Francisco incluyó a Colombia y a Venezuela en su pedido de paz. Deseó "concordia para el pueblo colombiano" y "un futuro de esperanza" para Venezuela. Volvió a manifestar su condena al terrorismo y su preocupación por los migrantes.
"Pedimos concordia para el querido pueblo colombiano,
que desea cumplir un nuevo y valiente camino de diálogo y de reconciliación.
Dicha valentía anime también la amada Venezuela para dar los pasos necesarios
con vistas a poner fin a las tensiones actuales y a edificar conjuntamente un
futuro de esperanza para la población entera", aseguró este domingo desde
el balcón central de la Basílica de San Pedro antes de dar la tradicional
bendición "Urbi et Orbi" (a la ciudad y al mundo).
Francisco, que a mediados de mes recibió al presidente
colombiano Juan Manuel Santos y a su antecesor Álvaro Uribe para pedirles un
"diálogo sincero" por la paz en su país, ha mostrado diversas
ocasiones su apoyo al acuerdo entre el gobierno y la guerrilla Farc para poner
fin a un enfrentamiento de más de 50 años.
En Venezuela, en tanto, el Vaticano es actualmente
"facilitador" de proceso de diálogo entre el gobierno de Nicolás
Maduro y la oposición para encontrar na salida a la crisis política que vive el
país.
En línea con ese mensaje global, el Pontífice aprovechó su
mensaje para pedir por la paz en varios conflictos de todo el mundo, como
Nigeria, Ucrania y Siria, al tiempo que reiteró su apoyo a los migrantes.
"Paz a los hombres y a las mujeres de la martirizada
Siria, donde demasiada sangre ha sido derramada. Sobre todo en la ciudad de
Alepo, escenario, en las últimas semanas, de una de las batallas más atroces,
es muy urgente que se garanticen asistencia y consolación a la extenuada
población civil, respetando el derecho humanitario", expresó Francisco.
"Es hora de que las armas callen definitivamente y la
comunidad internacional se comprometa activamente para que se logre una
solución negociable y se restablezca la convivencia civil en el País",
agregó sobre la situación en el país asiático.

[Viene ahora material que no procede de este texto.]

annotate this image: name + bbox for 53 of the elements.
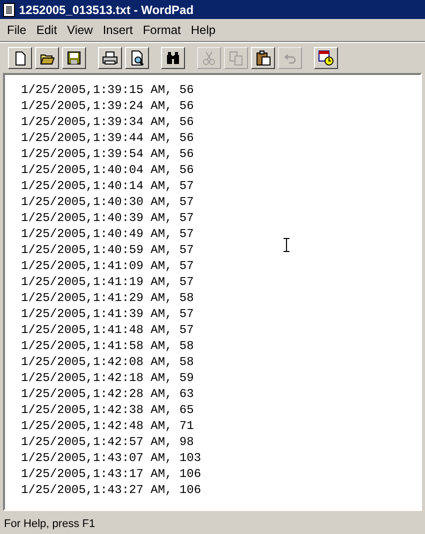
document-icon [3, 2, 15, 16]
text-line: 1/25/2005,1:43:27 AM, 106 [21, 482, 202, 498]
text-line: 1/25/2005,1:40:14 AM, 57 [21, 178, 194, 194]
text-line: 1/25/2005,1:43:07 AM, 103 [21, 450, 202, 466]
text-line: 1/25/2005,1:42:28 AM, 63 [21, 386, 194, 402]
text-line: 1/25/2005,1:40:49 AM, 57 [21, 226, 194, 242]
text-line: 1/25/2005,1:41:09 AM, 57 [21, 258, 194, 274]
binoculars-button[interactable] [161, 47, 185, 69]
text-line: 1/25/2005,1:41:58 AM, 58 [21, 338, 194, 354]
print-preview-icon [129, 50, 145, 66]
calendar-clock-button[interactable] [314, 47, 338, 69]
document-area[interactable] [3, 73, 422, 511]
text-cursor-icon [283, 238, 290, 252]
new-button[interactable] [8, 47, 32, 69]
text-line: 1/25/2005,1:42:57 AM, 98 [21, 434, 194, 450]
text-line: 1/25/2005,1:40:30 AM, 57 [21, 194, 194, 210]
clipboard-button[interactable] [251, 47, 275, 69]
text-line: 1/25/2005,1:41:19 AM, 57 [21, 274, 194, 290]
text-line: 1/25/2005,1:41:29 AM, 58 [21, 290, 194, 306]
text-line: 1/25/2005,1:40:04 AM, 56 [21, 162, 194, 178]
clipboard-icon [255, 50, 271, 66]
text-line: 1/25/2005,1:39:44 AM, 56 [21, 130, 194, 146]
text-line: 1/25/2005,1:42:48 AM, 71 [21, 418, 194, 434]
calendar-clock-icon [318, 50, 334, 66]
menu-item[interactable]: Insert [98, 21, 138, 39]
save-icon [66, 50, 82, 66]
menu-item[interactable]: File [2, 21, 32, 39]
text-line: 1/25/2005,1:39:15 AM, 56 [21, 82, 194, 98]
text-line: 1/25/2005,1:43:17 AM, 106 [21, 466, 202, 482]
menu-item[interactable]: Edit [31, 21, 62, 39]
save-button[interactable] [62, 47, 86, 69]
window-title: 1252005_013513.txt - WordPad [19, 2, 194, 18]
print-button[interactable] [98, 47, 122, 69]
text-line: 1/25/2005,1:39:24 AM, 56 [21, 98, 194, 114]
menu-item[interactable]: Format [138, 21, 186, 39]
text-line: 1/25/2005,1:40:59 AM, 57 [21, 242, 194, 258]
menu-item[interactable]: Help [186, 21, 221, 39]
text-line: 1/25/2005,1:41:39 AM, 57 [21, 306, 194, 322]
text-line: 1/25/2005,1:40:39 AM, 57 [21, 210, 194, 226]
status-text: For Help, press F1 [4, 516, 96, 532]
copy-icon [228, 50, 244, 66]
scissors-icon [201, 50, 217, 66]
text-line: 1/25/2005,1:39:54 AM, 56 [21, 146, 194, 162]
text-line: 1/25/2005,1:42:08 AM, 58 [21, 354, 194, 370]
menu-item[interactable]: View [62, 21, 98, 39]
text-line: 1/25/2005,1:42:18 AM, 59 [21, 370, 194, 386]
print-icon [102, 50, 118, 66]
binoculars-icon [165, 50, 181, 66]
folder-button[interactable] [35, 47, 59, 69]
text-line: 1/25/2005,1:41:48 AM, 57 [21, 322, 194, 338]
text-line: 1/25/2005,1:39:34 AM, 56 [21, 114, 194, 130]
print-preview-button[interactable] [125, 47, 149, 69]
text-line: 1/25/2005,1:42:38 AM, 65 [21, 402, 194, 418]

"Paz para las mujeres y para los hombres de la amada
Tierra Santa, elegida y predilecta por Dios. Que los Israelíes y los Palestinos
tengan la valentía y la determinación de escribir una nueva página de la
historia, en la que el odio y la venganza cedan el lugar a la voluntad de
construir conjuntamente un futuro de recíproca comprensión y armonía",
agregó, frente a los miles de fieles que desafiaron el frío del mediodía romano
para escucharlo desde la Plaza San Pedro.
"Que puedan recobrar unidad y concordia Irak, Libia y
Yemen, donde las poblaciones sufren la guerra y brutales acciones
terroristas", deseó.
En ese marco, y mientras se espera la confirmación de su
visita al continente en 2017, Francisco pidió "paz a los hombres y mujeres
en las diferentes regiones de África, particularmente en Nigeria, donde el
terrorismo fundamentalista explota también a los niños para perpetrar el horror
y la muerte".
"Paz en Sudán del Sur y en la República Democrática del
Congo, para que se curen las divisiones y para que todos las personas de buena
voluntad se esfuercen para iniciar nuevos caminos de desarrollo y de compartir,
prefiriendo la cultura del diálogo a la lógica del enfrentamiento", añadió.

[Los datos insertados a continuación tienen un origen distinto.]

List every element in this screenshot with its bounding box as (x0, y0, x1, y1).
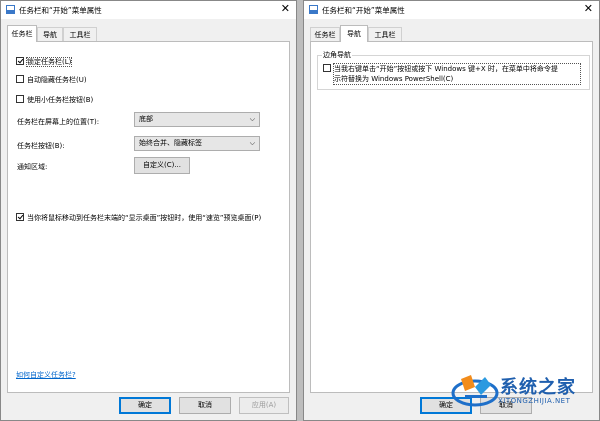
title-bar[interactable]: 任务栏和“开始”菜单属性 ✕ (1, 1, 296, 19)
checkbox-icon[interactable] (16, 75, 24, 83)
close-icon[interactable]: ✕ (281, 3, 290, 15)
tab-toolbars[interactable]: 工具栏 (368, 27, 402, 41)
buttons-label: 任务栏按钮(B): (17, 142, 65, 150)
buttons-select[interactable]: 始终合并、隐藏标签 ⌵ (134, 136, 260, 151)
lock-taskbar-checkbox[interactable]: 锁定任务栏(L) (16, 57, 73, 67)
ok-button[interactable]: 确定 (119, 397, 171, 414)
checkbox-icon[interactable] (16, 95, 24, 103)
window-title: 任务栏和“开始”菜单属性 (19, 6, 102, 15)
apply-button[interactable]: 应用(A) (239, 397, 289, 414)
help-link[interactable]: 如何自定义任务栏? (16, 370, 76, 380)
cancel-button[interactable]: 取消 (179, 397, 231, 414)
app-icon (6, 5, 15, 14)
close-icon[interactable]: ✕ (584, 3, 593, 15)
chevron-down-icon: ⌵ (249, 115, 255, 123)
auto-hide-checkbox[interactable]: 自动隐藏任务栏(U) (16, 75, 87, 85)
title-bar[interactable]: 任务栏和“开始”菜单属性 ✕ (304, 1, 599, 19)
group-title: 边角导航 (322, 50, 352, 60)
window-title: 任务栏和“开始”菜单属性 (322, 6, 405, 15)
checkbox-checked-icon[interactable] (16, 213, 24, 221)
location-select[interactable]: 底部 ⌵ (134, 112, 260, 127)
tab-taskbar[interactable]: 任务栏 (310, 27, 340, 41)
chevron-down-icon: ⌵ (249, 139, 255, 147)
powershell-option-label: 当我右键单击“开始”按钮或按下 Windows 键+X 时，在菜单中将命令提 示… (333, 63, 581, 85)
checkbox-icon[interactable] (323, 64, 331, 72)
small-buttons-checkbox[interactable]: 使用小任务栏按钮(B) (16, 95, 93, 105)
watermark-text: 系统之家 (500, 377, 576, 398)
powershell-checkbox[interactable] (323, 64, 334, 74)
peek-checkbox[interactable]: 当你将鼠标移动到任务栏末端的“显示桌面”按钮时，使用“速览”预览桌面(P) (16, 213, 261, 223)
tab-navigation[interactable]: 导航 (340, 25, 368, 42)
tab-toolbars[interactable]: 工具栏 (63, 27, 97, 41)
watermark-url: XITONGZHIJIA.NET (498, 397, 571, 405)
tab-navigation[interactable]: 导航 (37, 27, 63, 41)
checkbox-checked-icon[interactable] (16, 57, 24, 65)
tab-panel: 锁定任务栏(L) 自动隐藏任务栏(U) 使用小任务栏按钮(B) 任务栏在屏幕上的… (7, 41, 290, 393)
app-icon (309, 5, 318, 14)
tab-taskbar[interactable]: 任务栏 (7, 25, 37, 42)
taskbar-properties-window-taskbar-tab: 任务栏和“开始”菜单属性 ✕ 任务栏 导航 工具栏 锁定任务栏(L) 自动隐藏任… (0, 0, 297, 421)
watermark-logo-icon (451, 375, 499, 407)
notify-area-label: 通知区域: (17, 163, 48, 171)
taskbar-properties-window-navigation-tab: 任务栏和“开始”菜单属性 ✕ 任务栏 导航 工具栏 边角导航 当我右键单击“开始… (303, 0, 600, 421)
location-label: 任务栏在屏幕上的位置(T): (17, 118, 100, 126)
customize-button[interactable]: 自定义(C)... (134, 157, 190, 174)
tab-panel: 边角导航 当我右键单击“开始”按钮或按下 Windows 键+X 时，在菜单中将… (310, 41, 593, 393)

"Paz a las mujeres y hombres que todavía padecen las
consecuencias del conflicto en Ucrania oriental, donde es urgente una voluntad
común para llevar alivio a la población y poner en práctica los compromisos sumidos",
incluyó en su mensaje.
Francisco estrenó la definición de "líder de la
izquierda global" que le dio esta semana el Wall Street Journal con un
pedido de "paz a todos los que, en varias zonas, están afrontando
sufrimiento a causa de peligros constantes e injusticias persistentes".
"Que Myanmar pueda consolidar los esfuerzos para
favorecer la convivencia pacífica y, con la ayuda de la comunidad
internacional, pueda dar la necesaria protección y asistencia humanitaria a los
que tienen necesidad extrema y urgente", expresó.
"Que pueda la península coreana ver superadas las
tensiones que atraviesan en un renovado espíritu de colaboración", agregó.
En el marco de los ataques sufridos en varios países de
Europa en 2016, pidió además "paz a los que han perdido a un ser querido
debido a viles actos de terrorismo que han sembrado miedo y muerte en el corazón
de tantos países y ciudades".
"Paz, no de palabra, sino eficaz y concreta, a nuestros
hermanos y hermanas que están abandonados y excluidos, a los que sufren hambre
y los que son víctimas de violencia. Paz a los prófugos, a los emigrantes y refugiados,
a los que hoy son objeto de la trata de personas", destacó, en línea con
un reclamo central y constante de su Pontificado.